-
Notifications
You must be signed in to change notification settings - Fork 75
Description
Hi developers,
Below is the exact command sequence I ran, with a short note after each block demonstrating the dimension of the output.
--------------- BUILD MATRIX ------------
hicBuildMatrix \
--samFiles "$ALL.1.sorted.bam" "$ALL.2.sorted.bam" \
--binSize 5000 \
--restrictionSequence GATC \
--danglingSequence GATC \
--restrictionCutFile "$REF.positions.bed" \
--threads $THREADS \
--inputBufferSize 100000 \
--outBam "$ALL.hic.bam" \
-o "$ALL.hic_matrix.h5" \
--QCfolder "$OUTDIR.hicQC"
------------ RAW → GInteractions ------------
hicConvertFormat \
--matrices $F.hic_matrix.h5 \
--inputFormat h5 \
--outputFormat ginteractions \
--outFileName $F.hic_matrix_raw \
Row count: 189 718 253 × 7 (each row = one non-zero pixel).
---------------- NORMALISATION -------------
hicNormalize \
-m $F.hic_matrix.h5 \
--normalize norm_range \
-o $F.hic_normalized.h5
-------- NORM. MATRIX → GInteractions ------
hicConvertFormat \
--matrices $F.hic_normalized.h5 \
--inputFormat h5 \
--outputFormat ginteractions \
--outFileName $F.hic_normalized
After normalisation the conversion reports 21 956 835 × 7 rows – ~12 % of the original
------------- CORRECTION: ICE --------------
hicCorrectMatrix correct \
--correctionMethod ICE \
-m $F.hic_normalized.h5 \
--filterThreshold -1 3.3791169303797464 \
-o $F.hic_corrected_normalized.h5
hicConvertFormat \
--matrices $F.hic_corrected_normalized.h5 \
--inputFormat h5 \
--outputFormat ginteractions \
--outFileName $F.hic_corrected_normalized
ICE correction raises the row count to 19 521 502 × 7.
------------- CORRECTION: KR ---------------
hicCorrectMatrix correct \
--correctionMethod KR \
-m $F.hic_normalized.h5 \
-o $F.hic_corrected_normalized.h5
hicConvertFormat \
--matrices $F.hic_corrected_normalized.h5 \
--inputFormat h5 \
--outputFormat ginteractions \
--outFileName $F.hic_corrected_normalized
KR correction lifts the row count further to 22 032 533 × 7.
Questions
• Row-count changes – I expected normalisation to preserve the set of non-zero rows, and correction to keep it the same or shrink it if bins are filtered. Instead I see a large drop after hicNormalize and a rise after KR/ICE correction. What internal filtering or bin-merging steps explain this behaviour? Is there a recommended way to keep row count stable across steps ?

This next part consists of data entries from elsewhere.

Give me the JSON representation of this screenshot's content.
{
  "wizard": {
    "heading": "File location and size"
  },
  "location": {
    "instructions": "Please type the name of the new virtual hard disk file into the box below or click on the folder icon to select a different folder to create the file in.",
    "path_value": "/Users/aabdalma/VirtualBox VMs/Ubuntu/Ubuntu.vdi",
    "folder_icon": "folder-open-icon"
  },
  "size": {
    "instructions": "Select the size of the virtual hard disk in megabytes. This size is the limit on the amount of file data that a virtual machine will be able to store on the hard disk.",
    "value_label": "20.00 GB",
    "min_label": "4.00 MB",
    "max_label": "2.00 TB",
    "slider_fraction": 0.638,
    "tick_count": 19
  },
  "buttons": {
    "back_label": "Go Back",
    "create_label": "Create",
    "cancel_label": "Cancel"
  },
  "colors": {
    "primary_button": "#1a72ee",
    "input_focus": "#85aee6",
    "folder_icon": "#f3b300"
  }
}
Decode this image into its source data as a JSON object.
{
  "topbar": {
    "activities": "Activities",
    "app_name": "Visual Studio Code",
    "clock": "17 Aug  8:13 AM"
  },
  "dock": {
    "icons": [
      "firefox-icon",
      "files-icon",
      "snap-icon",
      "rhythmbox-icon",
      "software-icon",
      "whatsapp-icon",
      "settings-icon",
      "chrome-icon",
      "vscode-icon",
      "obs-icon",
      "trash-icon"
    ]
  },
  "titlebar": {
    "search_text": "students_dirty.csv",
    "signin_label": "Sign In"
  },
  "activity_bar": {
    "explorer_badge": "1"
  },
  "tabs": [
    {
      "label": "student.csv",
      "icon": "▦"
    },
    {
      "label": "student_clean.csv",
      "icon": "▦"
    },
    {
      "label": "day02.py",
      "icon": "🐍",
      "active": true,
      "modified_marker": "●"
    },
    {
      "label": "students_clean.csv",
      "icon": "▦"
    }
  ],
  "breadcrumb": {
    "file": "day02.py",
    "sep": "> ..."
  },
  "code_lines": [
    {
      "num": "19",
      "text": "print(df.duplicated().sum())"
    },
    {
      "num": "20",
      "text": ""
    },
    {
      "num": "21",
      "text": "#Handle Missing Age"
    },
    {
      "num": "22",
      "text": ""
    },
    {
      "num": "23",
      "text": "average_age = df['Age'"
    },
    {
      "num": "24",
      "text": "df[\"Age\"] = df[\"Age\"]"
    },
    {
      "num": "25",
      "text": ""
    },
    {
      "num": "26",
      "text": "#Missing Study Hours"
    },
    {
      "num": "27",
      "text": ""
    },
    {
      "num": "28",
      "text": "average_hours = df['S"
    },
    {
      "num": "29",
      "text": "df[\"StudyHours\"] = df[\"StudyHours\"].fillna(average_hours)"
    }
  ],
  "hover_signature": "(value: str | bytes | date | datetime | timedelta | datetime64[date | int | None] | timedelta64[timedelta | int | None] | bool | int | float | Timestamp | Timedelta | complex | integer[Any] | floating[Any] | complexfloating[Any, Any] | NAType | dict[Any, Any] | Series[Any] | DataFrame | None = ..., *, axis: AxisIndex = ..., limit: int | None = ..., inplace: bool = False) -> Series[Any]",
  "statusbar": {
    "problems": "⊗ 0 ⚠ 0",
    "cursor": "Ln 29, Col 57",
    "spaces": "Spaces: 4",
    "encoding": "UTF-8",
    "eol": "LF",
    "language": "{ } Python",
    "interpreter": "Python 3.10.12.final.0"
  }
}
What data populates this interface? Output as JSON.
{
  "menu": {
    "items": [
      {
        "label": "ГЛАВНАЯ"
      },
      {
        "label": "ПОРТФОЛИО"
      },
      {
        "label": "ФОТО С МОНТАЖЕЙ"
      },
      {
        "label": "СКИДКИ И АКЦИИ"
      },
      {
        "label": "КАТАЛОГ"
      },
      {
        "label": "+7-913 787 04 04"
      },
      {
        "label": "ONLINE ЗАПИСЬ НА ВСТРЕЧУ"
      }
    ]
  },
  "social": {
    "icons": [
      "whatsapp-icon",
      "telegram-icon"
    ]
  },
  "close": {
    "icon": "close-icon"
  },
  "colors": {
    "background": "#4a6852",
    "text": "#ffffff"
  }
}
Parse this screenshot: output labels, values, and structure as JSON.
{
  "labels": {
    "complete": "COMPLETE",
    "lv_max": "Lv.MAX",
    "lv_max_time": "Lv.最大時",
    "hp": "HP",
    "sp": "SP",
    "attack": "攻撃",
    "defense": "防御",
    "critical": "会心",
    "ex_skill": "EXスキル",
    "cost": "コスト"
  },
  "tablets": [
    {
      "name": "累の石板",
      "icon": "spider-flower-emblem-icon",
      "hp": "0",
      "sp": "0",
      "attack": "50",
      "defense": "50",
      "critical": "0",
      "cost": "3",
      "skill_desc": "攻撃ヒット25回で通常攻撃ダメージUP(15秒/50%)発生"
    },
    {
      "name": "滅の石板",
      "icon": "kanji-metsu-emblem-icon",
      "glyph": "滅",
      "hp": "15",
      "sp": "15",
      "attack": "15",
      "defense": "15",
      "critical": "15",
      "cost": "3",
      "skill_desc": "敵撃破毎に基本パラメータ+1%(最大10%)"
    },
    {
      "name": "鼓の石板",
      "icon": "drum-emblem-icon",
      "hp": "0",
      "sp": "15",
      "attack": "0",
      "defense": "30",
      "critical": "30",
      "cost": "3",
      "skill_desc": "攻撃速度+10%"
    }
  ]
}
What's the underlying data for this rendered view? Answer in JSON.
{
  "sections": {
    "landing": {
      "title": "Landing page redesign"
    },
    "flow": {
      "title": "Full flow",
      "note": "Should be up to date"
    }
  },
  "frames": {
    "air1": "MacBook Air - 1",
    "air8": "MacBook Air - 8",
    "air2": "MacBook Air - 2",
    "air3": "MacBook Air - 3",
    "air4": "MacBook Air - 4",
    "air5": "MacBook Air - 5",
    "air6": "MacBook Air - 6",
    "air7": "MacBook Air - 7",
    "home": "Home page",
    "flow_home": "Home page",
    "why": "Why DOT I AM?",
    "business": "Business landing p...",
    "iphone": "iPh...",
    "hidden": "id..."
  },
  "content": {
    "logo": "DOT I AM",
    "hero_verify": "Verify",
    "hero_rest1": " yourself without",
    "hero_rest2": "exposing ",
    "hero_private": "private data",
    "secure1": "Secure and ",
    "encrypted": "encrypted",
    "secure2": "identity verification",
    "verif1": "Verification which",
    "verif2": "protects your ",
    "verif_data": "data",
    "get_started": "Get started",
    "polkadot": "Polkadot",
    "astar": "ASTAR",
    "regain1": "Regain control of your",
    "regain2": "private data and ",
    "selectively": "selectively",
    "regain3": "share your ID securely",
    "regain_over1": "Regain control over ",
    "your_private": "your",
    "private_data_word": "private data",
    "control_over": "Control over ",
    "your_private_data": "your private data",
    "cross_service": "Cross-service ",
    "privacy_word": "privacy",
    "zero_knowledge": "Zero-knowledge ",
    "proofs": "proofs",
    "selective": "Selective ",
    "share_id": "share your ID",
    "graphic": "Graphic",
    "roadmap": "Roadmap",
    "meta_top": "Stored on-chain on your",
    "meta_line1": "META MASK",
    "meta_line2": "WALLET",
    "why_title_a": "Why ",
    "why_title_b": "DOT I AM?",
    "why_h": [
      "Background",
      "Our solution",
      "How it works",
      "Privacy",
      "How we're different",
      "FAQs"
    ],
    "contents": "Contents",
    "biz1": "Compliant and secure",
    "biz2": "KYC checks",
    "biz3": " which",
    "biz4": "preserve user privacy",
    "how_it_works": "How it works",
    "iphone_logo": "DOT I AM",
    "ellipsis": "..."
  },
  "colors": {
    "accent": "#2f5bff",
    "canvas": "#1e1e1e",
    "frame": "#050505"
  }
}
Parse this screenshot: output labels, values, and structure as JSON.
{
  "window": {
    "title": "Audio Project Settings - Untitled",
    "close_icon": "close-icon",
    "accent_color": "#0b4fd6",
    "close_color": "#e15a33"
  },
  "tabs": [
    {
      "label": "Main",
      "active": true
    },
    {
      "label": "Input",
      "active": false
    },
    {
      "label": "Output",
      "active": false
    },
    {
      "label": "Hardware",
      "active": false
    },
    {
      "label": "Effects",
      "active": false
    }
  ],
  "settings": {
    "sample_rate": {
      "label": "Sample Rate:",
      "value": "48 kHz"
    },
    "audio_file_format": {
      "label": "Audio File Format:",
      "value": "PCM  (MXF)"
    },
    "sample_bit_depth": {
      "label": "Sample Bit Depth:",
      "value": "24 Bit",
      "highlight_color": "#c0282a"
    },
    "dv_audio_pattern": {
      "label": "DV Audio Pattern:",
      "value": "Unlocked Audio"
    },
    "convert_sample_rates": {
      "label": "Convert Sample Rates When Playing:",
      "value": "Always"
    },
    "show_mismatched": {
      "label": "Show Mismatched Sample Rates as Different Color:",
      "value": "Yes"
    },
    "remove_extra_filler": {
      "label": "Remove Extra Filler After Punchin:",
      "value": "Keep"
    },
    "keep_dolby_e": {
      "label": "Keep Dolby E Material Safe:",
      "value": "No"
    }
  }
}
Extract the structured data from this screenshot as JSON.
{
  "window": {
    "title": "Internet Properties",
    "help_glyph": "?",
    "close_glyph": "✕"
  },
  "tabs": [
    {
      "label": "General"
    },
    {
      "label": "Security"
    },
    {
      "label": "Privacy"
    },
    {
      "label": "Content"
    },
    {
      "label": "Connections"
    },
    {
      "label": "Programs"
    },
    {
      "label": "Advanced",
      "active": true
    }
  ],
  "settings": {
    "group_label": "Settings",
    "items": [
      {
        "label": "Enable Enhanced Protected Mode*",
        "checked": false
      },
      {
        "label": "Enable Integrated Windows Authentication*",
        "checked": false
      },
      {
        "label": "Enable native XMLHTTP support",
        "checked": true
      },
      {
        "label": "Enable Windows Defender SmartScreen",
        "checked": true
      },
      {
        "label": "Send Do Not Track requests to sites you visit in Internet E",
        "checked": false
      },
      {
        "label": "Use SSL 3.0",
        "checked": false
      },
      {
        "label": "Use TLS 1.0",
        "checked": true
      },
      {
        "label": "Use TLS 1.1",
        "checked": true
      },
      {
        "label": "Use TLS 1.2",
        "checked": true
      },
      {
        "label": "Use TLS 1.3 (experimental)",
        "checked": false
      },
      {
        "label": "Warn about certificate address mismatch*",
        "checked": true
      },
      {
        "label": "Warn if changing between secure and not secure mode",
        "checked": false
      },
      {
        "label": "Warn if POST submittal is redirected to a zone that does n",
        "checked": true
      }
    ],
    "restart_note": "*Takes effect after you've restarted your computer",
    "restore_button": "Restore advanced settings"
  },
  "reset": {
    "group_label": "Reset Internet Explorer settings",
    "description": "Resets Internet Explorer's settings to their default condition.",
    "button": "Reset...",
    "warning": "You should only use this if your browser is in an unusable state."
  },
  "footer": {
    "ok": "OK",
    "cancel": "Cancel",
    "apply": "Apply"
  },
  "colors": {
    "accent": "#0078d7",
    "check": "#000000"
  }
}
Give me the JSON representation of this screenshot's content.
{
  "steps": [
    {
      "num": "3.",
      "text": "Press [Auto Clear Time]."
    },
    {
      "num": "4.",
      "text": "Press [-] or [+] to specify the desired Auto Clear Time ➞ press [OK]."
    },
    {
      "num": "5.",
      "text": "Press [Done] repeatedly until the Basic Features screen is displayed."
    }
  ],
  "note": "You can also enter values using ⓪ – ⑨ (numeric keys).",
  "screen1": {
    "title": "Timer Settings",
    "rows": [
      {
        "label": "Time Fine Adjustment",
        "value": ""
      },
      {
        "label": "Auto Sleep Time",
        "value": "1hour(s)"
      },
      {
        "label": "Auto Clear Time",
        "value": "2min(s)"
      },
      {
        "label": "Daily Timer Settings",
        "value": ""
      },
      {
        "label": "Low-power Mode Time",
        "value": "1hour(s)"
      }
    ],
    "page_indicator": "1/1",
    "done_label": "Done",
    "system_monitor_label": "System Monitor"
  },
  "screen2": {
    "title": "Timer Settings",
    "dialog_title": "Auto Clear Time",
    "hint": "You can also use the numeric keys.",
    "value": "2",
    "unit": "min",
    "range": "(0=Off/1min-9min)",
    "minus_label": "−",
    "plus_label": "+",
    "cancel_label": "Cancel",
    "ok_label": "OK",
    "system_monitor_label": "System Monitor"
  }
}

• After normalisation/correction hicConvertFormat … --load_raw_values cannot output the raw counts, I only got the normalized/corrected values. Is there a recommended way to obtain the corresponding raw counts for the processed matrix? For using the --load_raw_values flag, I used a pipeline with only .cool files, no .h5 files.
Thank you for your help and for developing the tool!